4 months 

I can’t believe it’s been that long. Just 120 days ago I walked out of the door of the home I brought my babies to when we left the hospital. I made the long over due choice to walk away from the man I had hoped to share my ljfe with. So much can happen in 120 days. 
3 relationships, 1 sti, 1 rape, 1 lost friend, countless mistakes. 1v patient lover, a new home, new selfless friends, hours of self discovery, and the continual journey of learning to love myself. 
I never thought I would have been strong enligh to leave. I never saw myself solo parenting my children. I thought leaving was pain, and then I was violated. Self worth issues are difficult at the best of times, but when your objectified they become a even bigger demon. I never guessed I would have something take control over my body the way the emotions caused from his violation have. 
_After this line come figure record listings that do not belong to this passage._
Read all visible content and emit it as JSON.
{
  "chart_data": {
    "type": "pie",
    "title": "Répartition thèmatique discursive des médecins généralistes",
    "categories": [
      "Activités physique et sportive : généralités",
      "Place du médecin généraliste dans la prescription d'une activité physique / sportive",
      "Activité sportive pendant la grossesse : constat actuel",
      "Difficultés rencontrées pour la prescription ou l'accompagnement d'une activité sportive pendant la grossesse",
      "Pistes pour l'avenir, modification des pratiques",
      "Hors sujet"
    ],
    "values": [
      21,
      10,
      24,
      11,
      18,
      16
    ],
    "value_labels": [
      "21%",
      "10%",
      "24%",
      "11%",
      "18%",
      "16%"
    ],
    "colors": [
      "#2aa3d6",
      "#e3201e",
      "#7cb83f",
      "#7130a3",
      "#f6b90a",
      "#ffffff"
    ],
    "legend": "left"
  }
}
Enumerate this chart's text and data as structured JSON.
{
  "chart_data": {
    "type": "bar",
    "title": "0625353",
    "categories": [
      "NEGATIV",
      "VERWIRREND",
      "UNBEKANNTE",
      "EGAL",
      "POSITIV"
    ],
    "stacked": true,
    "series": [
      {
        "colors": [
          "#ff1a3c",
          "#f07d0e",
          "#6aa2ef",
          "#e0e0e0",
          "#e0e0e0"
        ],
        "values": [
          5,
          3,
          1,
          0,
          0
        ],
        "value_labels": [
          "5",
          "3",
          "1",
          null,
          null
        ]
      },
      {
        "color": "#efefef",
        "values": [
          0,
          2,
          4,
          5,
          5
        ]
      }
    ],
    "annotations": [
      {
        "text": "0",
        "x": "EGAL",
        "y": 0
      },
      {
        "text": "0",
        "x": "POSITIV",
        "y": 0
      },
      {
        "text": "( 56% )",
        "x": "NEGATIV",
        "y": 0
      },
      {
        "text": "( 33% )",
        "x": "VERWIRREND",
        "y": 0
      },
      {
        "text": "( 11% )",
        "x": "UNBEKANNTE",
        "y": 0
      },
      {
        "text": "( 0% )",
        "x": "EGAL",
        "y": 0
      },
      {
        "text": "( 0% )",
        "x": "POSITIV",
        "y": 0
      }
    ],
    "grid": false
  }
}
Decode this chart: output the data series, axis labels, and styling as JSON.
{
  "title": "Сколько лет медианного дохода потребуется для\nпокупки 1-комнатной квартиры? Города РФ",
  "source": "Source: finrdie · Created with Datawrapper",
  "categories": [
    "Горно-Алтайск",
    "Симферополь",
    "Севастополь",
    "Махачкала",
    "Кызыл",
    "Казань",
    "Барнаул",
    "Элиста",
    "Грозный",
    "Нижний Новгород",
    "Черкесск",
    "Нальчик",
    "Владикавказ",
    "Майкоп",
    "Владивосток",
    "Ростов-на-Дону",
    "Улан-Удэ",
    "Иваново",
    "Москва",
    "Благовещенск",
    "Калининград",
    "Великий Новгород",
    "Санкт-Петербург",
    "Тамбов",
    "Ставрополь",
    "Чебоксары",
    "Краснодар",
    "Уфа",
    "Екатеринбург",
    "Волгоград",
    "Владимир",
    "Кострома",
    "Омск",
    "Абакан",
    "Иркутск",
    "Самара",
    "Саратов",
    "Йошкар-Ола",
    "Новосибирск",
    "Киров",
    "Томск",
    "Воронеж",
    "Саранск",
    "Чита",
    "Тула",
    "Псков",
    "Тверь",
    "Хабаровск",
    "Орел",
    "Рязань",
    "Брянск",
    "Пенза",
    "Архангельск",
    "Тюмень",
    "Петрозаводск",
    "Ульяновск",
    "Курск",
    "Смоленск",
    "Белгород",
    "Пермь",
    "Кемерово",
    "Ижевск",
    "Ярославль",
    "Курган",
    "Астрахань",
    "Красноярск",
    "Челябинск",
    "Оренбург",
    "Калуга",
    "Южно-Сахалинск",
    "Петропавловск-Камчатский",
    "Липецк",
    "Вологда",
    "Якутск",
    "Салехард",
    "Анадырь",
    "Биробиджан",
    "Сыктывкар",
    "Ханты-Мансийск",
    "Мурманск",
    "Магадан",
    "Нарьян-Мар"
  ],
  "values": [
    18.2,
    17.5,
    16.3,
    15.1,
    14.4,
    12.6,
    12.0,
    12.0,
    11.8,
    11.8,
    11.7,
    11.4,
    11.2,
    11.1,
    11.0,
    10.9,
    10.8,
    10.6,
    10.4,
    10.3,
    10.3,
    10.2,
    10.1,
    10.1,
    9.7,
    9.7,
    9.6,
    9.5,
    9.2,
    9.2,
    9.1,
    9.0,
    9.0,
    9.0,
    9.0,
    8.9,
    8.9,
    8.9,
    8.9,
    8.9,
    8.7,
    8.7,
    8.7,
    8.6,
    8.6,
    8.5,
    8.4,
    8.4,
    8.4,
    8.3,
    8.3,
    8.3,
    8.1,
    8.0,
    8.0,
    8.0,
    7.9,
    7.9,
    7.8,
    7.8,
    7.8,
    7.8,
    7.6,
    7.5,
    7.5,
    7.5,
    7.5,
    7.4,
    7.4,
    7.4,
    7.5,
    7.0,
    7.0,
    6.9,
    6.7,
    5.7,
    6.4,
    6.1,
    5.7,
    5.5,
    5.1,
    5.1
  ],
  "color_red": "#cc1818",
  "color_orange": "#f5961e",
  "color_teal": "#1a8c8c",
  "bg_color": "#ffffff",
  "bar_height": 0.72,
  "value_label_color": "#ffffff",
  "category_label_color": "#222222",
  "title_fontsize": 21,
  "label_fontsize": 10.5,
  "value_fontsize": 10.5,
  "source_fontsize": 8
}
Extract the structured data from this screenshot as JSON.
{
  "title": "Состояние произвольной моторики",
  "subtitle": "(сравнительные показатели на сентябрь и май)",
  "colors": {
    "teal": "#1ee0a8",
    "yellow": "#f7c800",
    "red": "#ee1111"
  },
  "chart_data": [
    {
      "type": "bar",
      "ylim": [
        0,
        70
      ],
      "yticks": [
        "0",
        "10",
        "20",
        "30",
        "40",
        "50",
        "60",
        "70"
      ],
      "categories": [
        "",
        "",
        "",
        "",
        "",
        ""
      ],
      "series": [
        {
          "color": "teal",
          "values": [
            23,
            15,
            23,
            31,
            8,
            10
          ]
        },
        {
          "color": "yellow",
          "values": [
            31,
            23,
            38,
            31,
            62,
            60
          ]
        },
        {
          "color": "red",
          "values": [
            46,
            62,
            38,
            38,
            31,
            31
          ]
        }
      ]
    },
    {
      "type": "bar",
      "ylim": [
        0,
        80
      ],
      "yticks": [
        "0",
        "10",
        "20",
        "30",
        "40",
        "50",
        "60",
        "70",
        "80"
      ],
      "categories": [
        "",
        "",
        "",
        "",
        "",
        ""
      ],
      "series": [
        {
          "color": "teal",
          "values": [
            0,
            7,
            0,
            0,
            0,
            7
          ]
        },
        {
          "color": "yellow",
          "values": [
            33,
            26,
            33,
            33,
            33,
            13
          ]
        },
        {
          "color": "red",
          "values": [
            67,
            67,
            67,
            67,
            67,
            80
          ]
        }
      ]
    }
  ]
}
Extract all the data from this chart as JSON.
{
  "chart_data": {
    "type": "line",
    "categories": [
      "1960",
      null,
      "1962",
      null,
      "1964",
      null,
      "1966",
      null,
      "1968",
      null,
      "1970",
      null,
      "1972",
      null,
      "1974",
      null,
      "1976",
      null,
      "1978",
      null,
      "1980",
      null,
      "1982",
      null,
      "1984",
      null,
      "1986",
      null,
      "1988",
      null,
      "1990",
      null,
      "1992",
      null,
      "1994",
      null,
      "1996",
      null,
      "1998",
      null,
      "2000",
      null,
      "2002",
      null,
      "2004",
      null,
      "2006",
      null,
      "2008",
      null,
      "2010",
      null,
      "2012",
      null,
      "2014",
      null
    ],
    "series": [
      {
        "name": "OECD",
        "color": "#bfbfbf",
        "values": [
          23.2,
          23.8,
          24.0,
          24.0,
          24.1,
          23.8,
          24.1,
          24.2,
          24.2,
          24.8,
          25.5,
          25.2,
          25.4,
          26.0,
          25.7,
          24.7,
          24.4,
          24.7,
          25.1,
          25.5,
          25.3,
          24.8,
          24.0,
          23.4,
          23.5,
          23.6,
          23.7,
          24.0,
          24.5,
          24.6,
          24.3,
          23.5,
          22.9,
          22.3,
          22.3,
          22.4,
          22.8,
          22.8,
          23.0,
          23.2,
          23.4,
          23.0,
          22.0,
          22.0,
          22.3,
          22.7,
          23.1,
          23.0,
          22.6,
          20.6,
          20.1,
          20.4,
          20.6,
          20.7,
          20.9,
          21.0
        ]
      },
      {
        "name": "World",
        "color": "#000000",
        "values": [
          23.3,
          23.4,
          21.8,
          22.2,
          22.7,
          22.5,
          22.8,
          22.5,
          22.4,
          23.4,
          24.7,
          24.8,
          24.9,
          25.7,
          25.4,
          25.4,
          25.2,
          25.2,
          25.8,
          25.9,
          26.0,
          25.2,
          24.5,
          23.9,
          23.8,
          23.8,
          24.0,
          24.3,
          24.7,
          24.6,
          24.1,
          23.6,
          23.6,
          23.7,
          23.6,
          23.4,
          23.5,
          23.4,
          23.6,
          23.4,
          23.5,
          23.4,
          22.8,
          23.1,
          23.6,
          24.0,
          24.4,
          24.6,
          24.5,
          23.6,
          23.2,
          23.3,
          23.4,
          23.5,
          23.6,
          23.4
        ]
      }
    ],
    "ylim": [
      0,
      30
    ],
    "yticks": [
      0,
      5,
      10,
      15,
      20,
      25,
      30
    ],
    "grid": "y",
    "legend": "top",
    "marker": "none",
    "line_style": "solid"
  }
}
But I am still here. Not only did I leave the house my babies came home to, but I did it with my head held high through my fears. I picked myself after someone did me the ultimate disservice and did what I had to in order to start to heal. The man I love returned to me because he must see things I don’t. 
I still make mistakes. I’m still very insecure and broken, but o keep my head held high. When I wake up I tell myself I’m strong, I’m beautiful, and I’m worth wanting, some mornings I have to force myself out of bed after saying it at least 10 tines. Other days I feel happy and only have to remind myself once. On days when the kids are being difficult I hide in the bathroom and tell myself those 3 things over and over. Sometimes I cry, and sometimes I really believe the things I say, I hope if I continue to say them to myself that one day I will fully believe them.